10/08/2005

U.S. Finalizes Food Bioterrorism Rule

U.S. Finalizes Food Bioterrorism Rule

By David Francis
Global Security Newswire

WASHINGTON — The U.S. Food and Drug Administration this week finalized a rule developed after the 2001 terrorist attacks to protect the food supply against bioterrorism (see GSN, June 29).

The final rule requires all domestic and foreign facilities that pack, store, manufacture or process food in the United States to register with the agency. There are no significant changes between the final rule and the interim draft rule issued in 2003, according to the agency.

“This rule is one of our critical tools for safeguarding the American food supply,” acting FDA Commissioner Andrew von Eschenbach said in a statement. “By finalizing this rule, we now have another important safeguard in our ongoing efforts to make sure that human and animal foods are protected from a deliberate or accidental act of contamination.”

The rule covers facilities that deal with meat, poultry, processed eggs, animal feed, dietary supplements, beverages and food additives. So far, more than 260,000 domestic and foreign facilities have registered with the agency.
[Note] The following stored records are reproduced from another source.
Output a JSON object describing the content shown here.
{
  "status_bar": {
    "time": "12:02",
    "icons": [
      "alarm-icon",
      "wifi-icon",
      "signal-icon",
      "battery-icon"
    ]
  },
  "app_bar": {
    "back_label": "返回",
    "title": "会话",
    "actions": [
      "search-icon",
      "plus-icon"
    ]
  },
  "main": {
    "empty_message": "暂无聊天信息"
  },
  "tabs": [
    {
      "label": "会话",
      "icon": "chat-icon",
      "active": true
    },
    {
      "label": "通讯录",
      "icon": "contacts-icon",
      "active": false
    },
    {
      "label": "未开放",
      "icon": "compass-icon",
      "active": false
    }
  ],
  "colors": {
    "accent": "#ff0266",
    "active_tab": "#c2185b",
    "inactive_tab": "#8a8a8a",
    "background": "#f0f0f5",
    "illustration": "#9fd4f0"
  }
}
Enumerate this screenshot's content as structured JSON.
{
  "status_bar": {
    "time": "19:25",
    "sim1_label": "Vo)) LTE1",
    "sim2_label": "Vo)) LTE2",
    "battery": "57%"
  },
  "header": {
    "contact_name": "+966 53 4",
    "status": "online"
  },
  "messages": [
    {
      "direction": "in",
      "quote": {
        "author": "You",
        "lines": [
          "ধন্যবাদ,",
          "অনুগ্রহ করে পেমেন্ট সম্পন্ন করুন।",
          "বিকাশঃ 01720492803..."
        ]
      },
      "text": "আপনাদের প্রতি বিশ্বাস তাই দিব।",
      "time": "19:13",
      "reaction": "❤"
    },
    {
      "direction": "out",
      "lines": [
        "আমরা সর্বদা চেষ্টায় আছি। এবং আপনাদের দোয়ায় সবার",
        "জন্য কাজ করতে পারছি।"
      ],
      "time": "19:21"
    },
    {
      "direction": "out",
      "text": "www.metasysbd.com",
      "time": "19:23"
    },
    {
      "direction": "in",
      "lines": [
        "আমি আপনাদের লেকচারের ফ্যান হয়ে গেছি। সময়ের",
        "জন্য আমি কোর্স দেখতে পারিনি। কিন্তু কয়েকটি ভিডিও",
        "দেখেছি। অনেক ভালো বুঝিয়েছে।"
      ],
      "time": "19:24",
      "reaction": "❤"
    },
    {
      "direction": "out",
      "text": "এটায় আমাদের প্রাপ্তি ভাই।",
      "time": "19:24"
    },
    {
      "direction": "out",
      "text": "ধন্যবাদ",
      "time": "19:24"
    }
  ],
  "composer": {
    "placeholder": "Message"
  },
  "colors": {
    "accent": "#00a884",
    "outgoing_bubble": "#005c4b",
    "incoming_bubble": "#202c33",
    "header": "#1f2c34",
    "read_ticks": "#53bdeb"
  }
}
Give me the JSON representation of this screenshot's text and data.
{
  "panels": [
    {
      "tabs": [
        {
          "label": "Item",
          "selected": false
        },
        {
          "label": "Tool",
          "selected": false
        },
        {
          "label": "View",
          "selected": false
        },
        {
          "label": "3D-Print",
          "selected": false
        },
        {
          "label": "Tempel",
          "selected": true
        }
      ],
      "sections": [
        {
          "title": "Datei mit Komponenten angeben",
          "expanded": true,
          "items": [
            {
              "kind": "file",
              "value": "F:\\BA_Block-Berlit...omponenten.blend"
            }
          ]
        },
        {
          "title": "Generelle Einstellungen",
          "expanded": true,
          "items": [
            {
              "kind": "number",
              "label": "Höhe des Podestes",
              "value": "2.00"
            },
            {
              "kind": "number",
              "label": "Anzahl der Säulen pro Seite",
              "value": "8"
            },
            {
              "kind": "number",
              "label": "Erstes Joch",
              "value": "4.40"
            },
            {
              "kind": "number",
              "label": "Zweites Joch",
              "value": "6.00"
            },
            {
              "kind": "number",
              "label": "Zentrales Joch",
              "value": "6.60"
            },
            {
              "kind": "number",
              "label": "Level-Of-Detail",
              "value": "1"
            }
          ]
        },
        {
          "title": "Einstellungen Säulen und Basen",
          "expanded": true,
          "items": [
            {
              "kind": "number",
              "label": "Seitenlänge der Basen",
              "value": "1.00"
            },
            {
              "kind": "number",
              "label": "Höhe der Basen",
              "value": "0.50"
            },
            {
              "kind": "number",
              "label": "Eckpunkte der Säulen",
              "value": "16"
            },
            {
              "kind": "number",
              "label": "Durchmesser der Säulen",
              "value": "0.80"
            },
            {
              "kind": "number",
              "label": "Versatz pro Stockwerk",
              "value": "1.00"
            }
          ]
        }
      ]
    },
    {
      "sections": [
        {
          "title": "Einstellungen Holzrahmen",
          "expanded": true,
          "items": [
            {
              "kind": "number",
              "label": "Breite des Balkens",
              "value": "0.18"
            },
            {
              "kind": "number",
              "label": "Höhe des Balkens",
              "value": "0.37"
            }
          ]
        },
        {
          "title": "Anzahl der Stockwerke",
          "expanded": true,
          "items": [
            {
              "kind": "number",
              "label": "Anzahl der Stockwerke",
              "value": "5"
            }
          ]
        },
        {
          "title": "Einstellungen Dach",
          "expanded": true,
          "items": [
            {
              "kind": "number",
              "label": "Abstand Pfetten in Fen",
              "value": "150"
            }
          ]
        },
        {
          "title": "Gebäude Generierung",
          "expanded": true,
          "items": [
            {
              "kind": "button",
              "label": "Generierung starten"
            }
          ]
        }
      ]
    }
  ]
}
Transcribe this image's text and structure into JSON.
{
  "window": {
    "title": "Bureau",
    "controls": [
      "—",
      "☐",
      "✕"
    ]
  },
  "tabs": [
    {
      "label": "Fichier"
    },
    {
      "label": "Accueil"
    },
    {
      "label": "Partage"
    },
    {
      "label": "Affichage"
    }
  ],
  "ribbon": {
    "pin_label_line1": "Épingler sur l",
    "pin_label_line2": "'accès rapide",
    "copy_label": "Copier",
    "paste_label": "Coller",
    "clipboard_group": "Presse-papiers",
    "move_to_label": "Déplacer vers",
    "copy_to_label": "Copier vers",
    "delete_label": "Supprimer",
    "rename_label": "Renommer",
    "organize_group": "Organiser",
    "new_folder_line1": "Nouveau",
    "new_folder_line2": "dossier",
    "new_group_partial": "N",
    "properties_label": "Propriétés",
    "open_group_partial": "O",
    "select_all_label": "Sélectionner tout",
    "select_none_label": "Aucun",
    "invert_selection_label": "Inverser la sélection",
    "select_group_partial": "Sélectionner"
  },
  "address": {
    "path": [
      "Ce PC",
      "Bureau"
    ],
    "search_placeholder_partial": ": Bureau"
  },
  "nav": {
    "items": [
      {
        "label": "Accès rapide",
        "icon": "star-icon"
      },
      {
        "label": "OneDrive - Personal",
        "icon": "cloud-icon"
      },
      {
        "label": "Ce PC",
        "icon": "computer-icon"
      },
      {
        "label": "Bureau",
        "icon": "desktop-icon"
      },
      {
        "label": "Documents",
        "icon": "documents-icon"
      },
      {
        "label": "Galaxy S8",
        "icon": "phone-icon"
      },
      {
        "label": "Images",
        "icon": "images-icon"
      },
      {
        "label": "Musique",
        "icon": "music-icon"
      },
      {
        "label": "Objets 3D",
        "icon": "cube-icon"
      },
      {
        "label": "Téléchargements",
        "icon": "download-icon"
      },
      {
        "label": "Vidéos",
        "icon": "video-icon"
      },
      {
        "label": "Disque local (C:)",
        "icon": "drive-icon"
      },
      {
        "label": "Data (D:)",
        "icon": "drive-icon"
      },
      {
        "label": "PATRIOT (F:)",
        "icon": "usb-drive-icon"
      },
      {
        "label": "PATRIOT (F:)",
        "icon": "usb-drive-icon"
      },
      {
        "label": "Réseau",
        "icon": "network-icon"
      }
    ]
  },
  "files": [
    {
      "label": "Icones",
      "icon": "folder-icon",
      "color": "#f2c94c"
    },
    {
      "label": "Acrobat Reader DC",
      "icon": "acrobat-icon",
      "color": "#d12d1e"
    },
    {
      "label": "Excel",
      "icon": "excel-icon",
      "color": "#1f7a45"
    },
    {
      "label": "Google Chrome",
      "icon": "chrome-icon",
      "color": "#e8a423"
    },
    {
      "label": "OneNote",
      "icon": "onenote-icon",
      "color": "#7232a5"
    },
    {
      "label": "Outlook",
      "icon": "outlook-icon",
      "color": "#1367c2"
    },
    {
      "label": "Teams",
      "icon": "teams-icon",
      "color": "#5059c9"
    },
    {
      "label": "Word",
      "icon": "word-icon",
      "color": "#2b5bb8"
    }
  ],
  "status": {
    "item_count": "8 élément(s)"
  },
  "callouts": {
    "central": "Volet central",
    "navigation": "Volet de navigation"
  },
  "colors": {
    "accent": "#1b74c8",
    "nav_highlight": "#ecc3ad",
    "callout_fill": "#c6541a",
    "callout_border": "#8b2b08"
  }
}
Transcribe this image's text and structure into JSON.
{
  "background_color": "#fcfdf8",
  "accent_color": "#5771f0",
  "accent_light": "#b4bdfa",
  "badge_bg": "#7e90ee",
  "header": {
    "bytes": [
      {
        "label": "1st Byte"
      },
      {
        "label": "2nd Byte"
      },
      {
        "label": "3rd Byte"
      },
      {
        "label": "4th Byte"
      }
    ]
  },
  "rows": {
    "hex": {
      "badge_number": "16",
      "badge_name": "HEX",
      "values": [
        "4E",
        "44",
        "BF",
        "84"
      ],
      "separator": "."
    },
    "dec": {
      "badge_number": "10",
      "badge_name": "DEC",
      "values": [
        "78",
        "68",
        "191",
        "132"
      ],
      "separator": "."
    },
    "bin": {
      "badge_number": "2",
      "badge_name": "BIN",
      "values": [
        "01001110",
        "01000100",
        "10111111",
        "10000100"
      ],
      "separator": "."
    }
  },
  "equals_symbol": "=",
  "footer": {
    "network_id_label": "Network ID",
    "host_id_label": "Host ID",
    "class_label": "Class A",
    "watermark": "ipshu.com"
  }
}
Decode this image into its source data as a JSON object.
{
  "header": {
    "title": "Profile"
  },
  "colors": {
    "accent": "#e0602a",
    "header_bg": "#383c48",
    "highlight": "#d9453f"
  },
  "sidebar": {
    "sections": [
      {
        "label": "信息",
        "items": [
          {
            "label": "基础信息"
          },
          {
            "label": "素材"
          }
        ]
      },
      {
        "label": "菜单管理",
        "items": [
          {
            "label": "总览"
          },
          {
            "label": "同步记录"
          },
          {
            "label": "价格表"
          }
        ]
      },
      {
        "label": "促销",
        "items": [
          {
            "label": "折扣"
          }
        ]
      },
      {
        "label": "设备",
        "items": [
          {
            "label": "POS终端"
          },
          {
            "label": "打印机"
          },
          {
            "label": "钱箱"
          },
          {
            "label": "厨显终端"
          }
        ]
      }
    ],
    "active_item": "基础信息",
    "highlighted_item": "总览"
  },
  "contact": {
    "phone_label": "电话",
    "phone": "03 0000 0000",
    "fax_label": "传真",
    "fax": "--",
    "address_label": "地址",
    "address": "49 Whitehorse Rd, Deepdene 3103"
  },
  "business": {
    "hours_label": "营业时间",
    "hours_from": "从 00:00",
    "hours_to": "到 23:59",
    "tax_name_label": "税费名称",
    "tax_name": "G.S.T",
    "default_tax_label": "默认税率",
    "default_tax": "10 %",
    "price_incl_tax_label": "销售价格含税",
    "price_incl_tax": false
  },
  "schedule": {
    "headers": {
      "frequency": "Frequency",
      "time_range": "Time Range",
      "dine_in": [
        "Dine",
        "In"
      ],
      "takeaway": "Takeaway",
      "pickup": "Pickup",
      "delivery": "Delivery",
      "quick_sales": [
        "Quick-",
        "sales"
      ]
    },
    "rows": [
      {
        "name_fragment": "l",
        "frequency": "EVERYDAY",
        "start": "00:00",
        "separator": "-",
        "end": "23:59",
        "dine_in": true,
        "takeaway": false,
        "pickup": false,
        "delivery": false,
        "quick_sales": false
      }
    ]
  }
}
The agency said that the final rule would help it to quickly trace contaminated food back to any facility it passed through. This would allow FDA officials to determine if other food from the facility had been tainted.

This is the third FDA food bioterrorism rule drafted after the September 2001 terrorist attacks to be finalized. A rule allowing the agency to detain food for 30 days if it has credible evidence that the food poses a risk was finalized in June 2004. In December of last year, the agency finalized a rule requiring companies to retain records of food origins and destinations for six months to two years, depending on a product’s shelf life. The agency has yet to finalize a rule requiring prior notice for imported food shipments.

Former Health and Human Services Secretary Tommy Thompson said last year that he was surprised that terrorists have not yet attempted to contaminate the supply (see GSN, Dec. 6, 2004).

The World Health Organization, in a 2002 report, said that while steps have been taken to prevent terrorist contamination of the food supply, food bioterrorism is perhaps a greater threat than a terrorist attack with a weapon of mass destruction.

“Food is also the most vulnerable to intentional contamination by debilitating or lethal agents,” the report said. “The diversity of sources of foods, including the global market, makes prevention difficult, if not impossible. At the same time, many developing countries lack basic food safety infrastructures and are vulnerable to deliberate acts of sabotage.”

Food bioterrorism has been used in the past, according to the World Health Organization. In 1984, a cult in the United States contaminated salad bars with salmonella, resulting in 751 illnesses. A disgruntled Texas laboratory worker in 1996 infected colleagues’ food with dysentery.